Le sous-groupement est commandé par un capitaine. Il m’explique la mission et me donne les cartes correspondantes. Nous serons débarqués par la Marine sur la rive ouest d’un bras du Fleuve Rouge pour désorganiser les arrières de la division 320 qui occupe la province de Tai-Binh. Notre axe dépendra de la résistance des Viêts. Il faudra éviter de se laisser bloquer, car l’idéal serait de pouvoir être partout à la fois. Nous avons des matériels qui peuvent se déplacer beaucoup plus vite que les Viêts et les surprendre là où ils ne nous attendent pas encore. J’essaierai me dit-il de savoir où je suis, mais je compte sur vous pour faire le point. Surtout ne me laissez pas sortir de la protection de vos canons. J’ai l’assurance que vos batteries s’efforceront de suivre.
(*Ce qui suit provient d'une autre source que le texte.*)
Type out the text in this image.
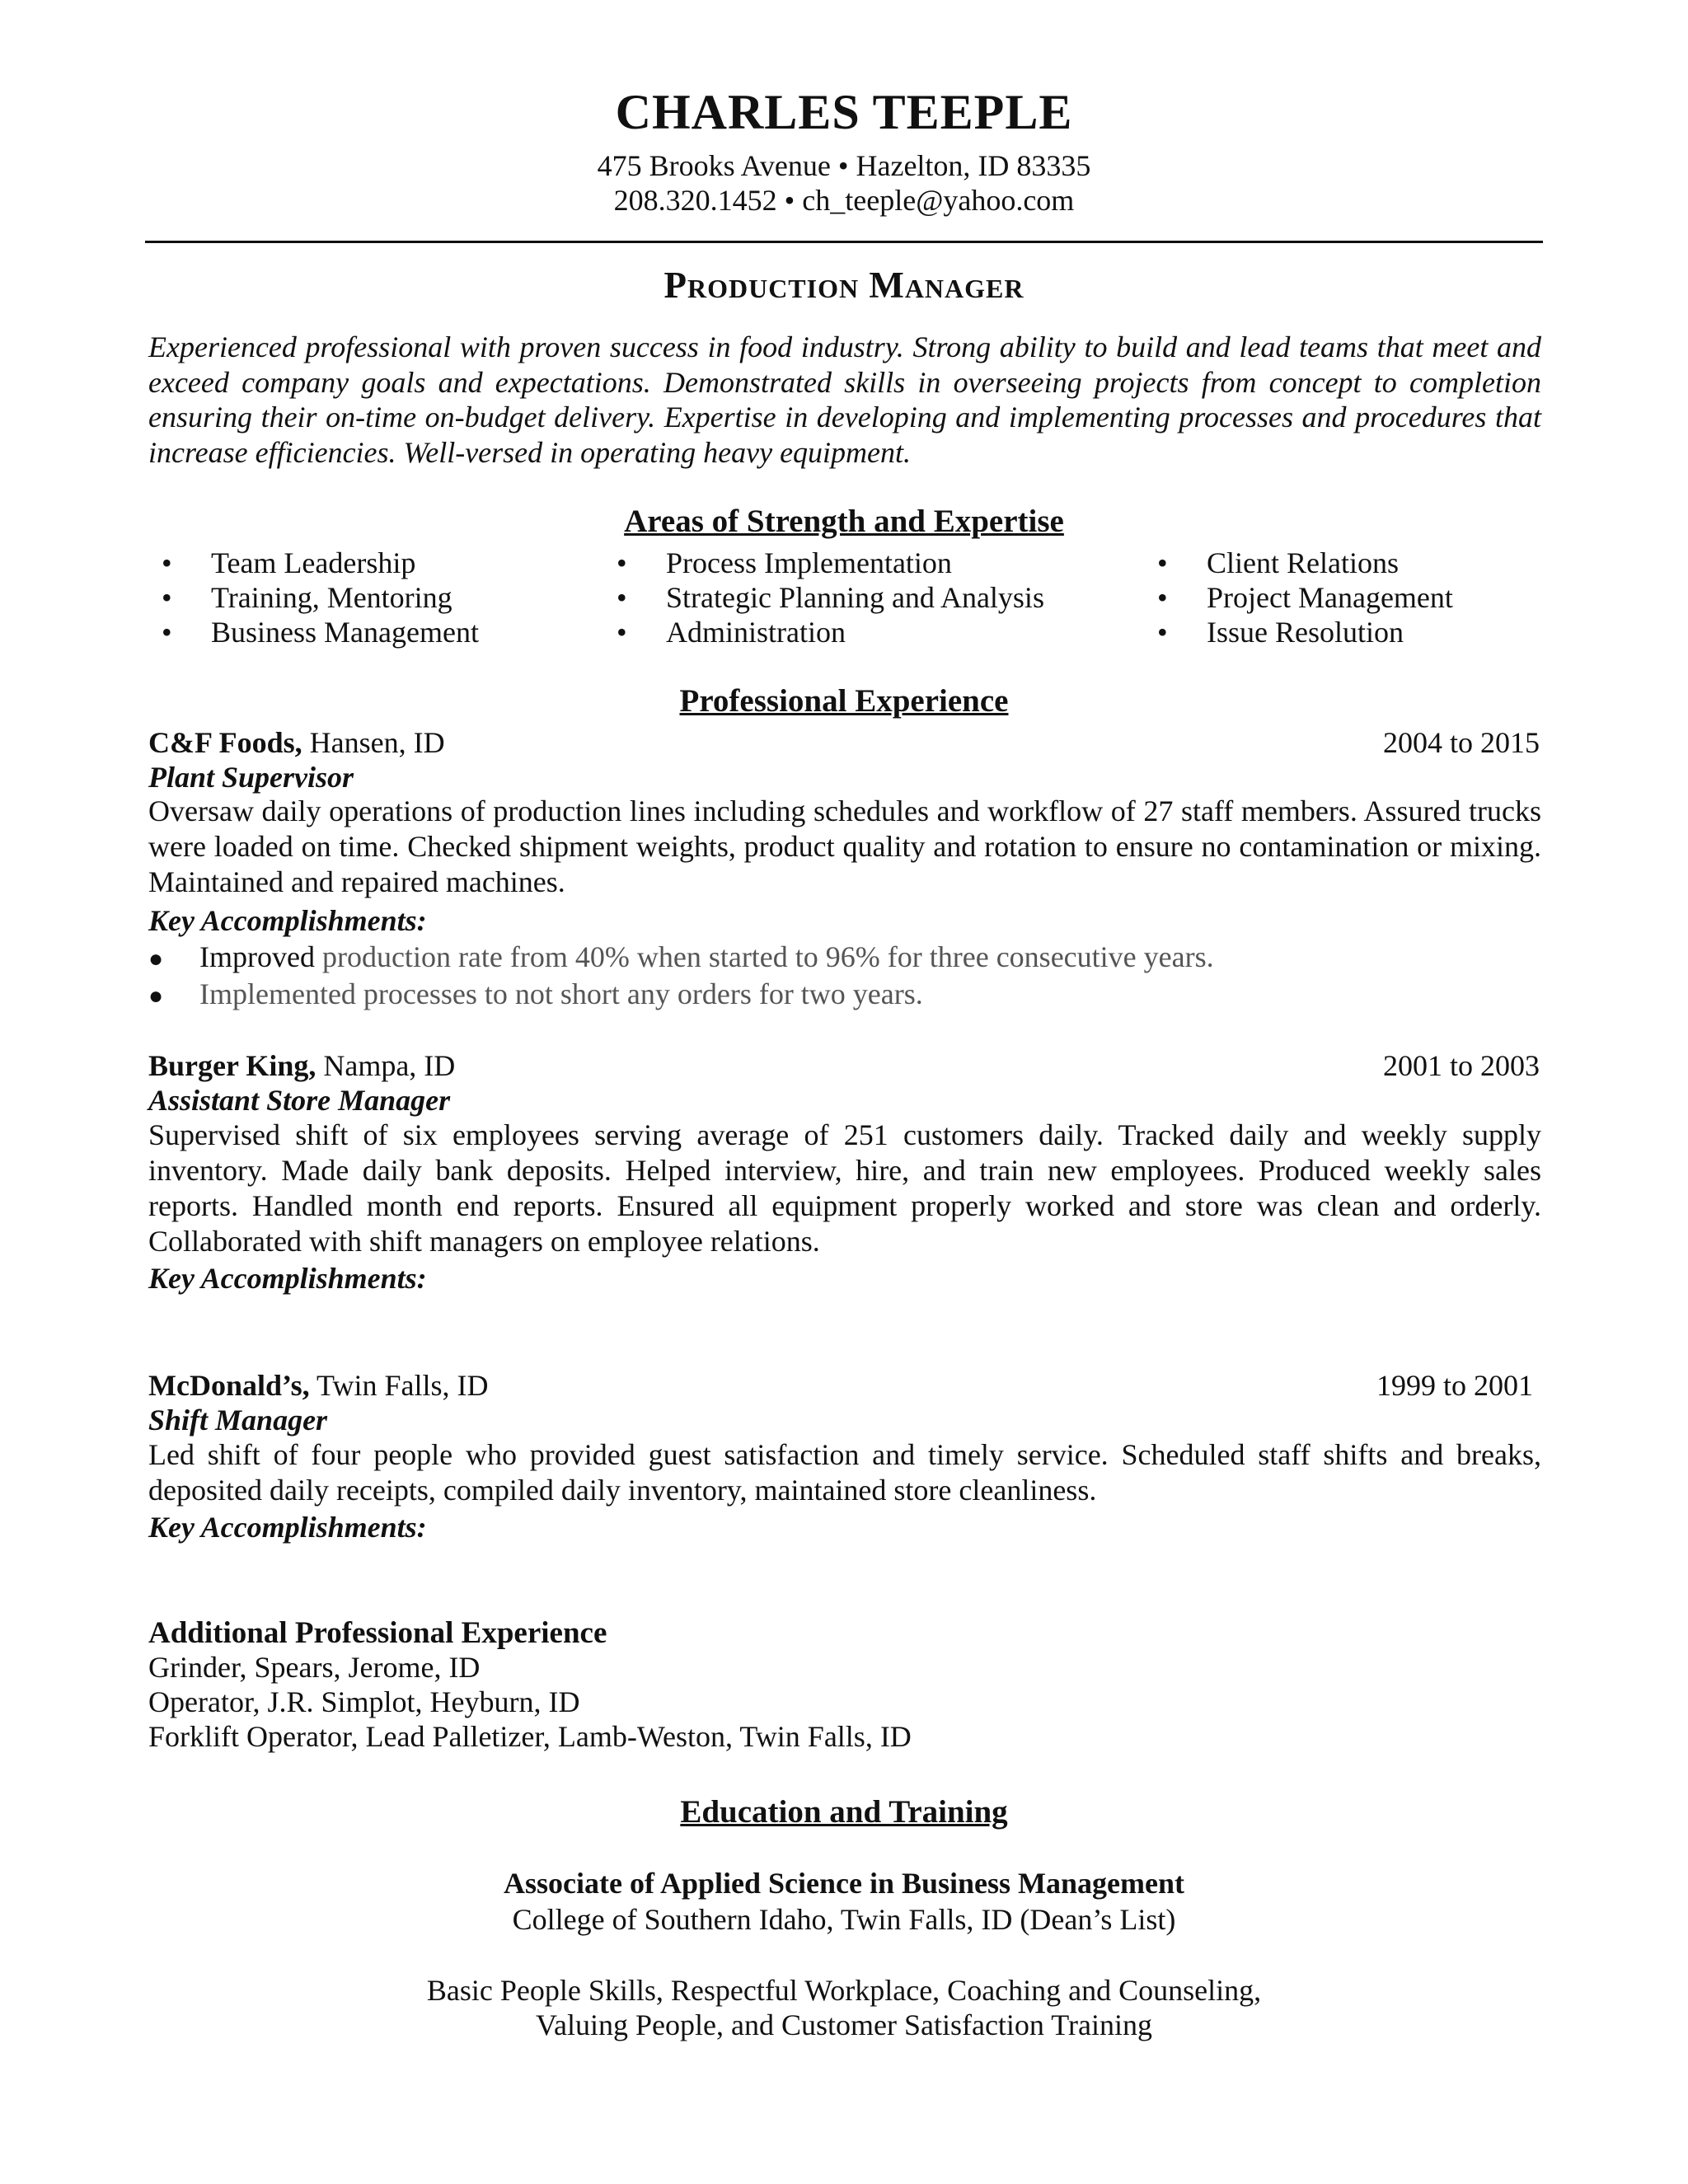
CHARLES TEEPLE
475 Brooks Avenue • Hazelton, ID 83335
208.320.1452 • ch_teeple@yahoo.com
Production Manager
Experienced professional with proven success in food industry. Strong ability to build and lead teams that meet and exceed company goals and expectations. Demonstrated skills in overseeing projects from concept to completion ensuring their on-time on-budget delivery. Expertise in developing and implementing processes and procedures that increase efficiencies. Well-versed in operating heavy equipment.
Areas of Strength and Expertise
• Team Leadership
• Training, Mentoring
• Business Management
• Process Implementation
• Strategic Planning and Analysis
• Administration
• Client Relations
• Project Management
• Issue Resolution
Professional Experience
C&F Foods, Hansen, ID	2004 to 2015
Plant Supervisor
Oversaw daily operations of production lines including schedules and workflow of 27 staff members. Assured trucks were loaded on time. Checked shipment weights, product quality and rotation to ensure no contamination or mixing. Maintained and repaired machines.
Key Accomplishments:
● Improved production rate from 40% when started to 96% for three consecutive years.
● Implemented processes to not short any orders for two years.
Burger King, Nampa, ID	2001 to 2003
Assistant Store Manager
Supervised shift of six employees serving average of 251 customers daily. Tracked daily and weekly supply inventory. Made daily bank deposits. Helped interview, hire, and train new employees. Produced weekly sales reports. Handled month end reports. Ensured all equipment properly worked and store was clean and orderly. Collaborated with shift managers on employee relations.
Key Accomplishments:
McDonald’s, Twin Falls, ID	1999 to 2001
Shift Manager
Led shift of four people who provided guest satisfaction and timely service. Scheduled staff shifts and breaks, deposited daily receipts, compiled daily inventory, maintained store cleanliness.
Key Accomplishments:
Additional Professional Experience
Grinder, Spears, Jerome, ID
Operator, J.R. Simplot, Heyburn, ID
Forklift Operator, Lead Palletizer, Lamb-Weston, Twin Falls, ID
Education and Training
Associate of Applied Science in Business Management
College of Southern Idaho, Twin Falls, ID (Dean’s List)
Basic People Skills, Respectful Workplace, Coaching and Counseling,
Valuing People, and Customer Satisfaction Training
Avant le départ, nous prenons tous ensemble un repas ration dans une même salle, puis, au garde-à-vous, c’est le chant du 1er R.E.C :

« Une colonne de la Légion étrangère
S’avance dans le bled en Syrie
La tète de la colonne est formée
Par le premier étranger d’cavalerie »

Ensuite, tout le sous-groupement avec ses véhicules trouve place dans un navire de débarquement de la Marine. Je profite de cette mini croisière pour commencer à colorier mes cartes : pistes en rouge, eau en bleu, car les cartes au 1/50000 en noir et blanc sont difficilement lisibles.

Je fais aussi connaissance sur le bateau de Georges Kowal, reporter cameraman. Il parait passionné par son métier et me dit vouloir suivre l’opération avec l’artilleur, car il faut un observatoire pour régler les tirs. Je lui réponds que la rizière est trop plate pour offrir un observatoire. Il faut être à l’avant pour voir et savoir ce qui se passe. Alors, nous serons ensemble ! Ce sera souvent le cinquième passager de mon crabe.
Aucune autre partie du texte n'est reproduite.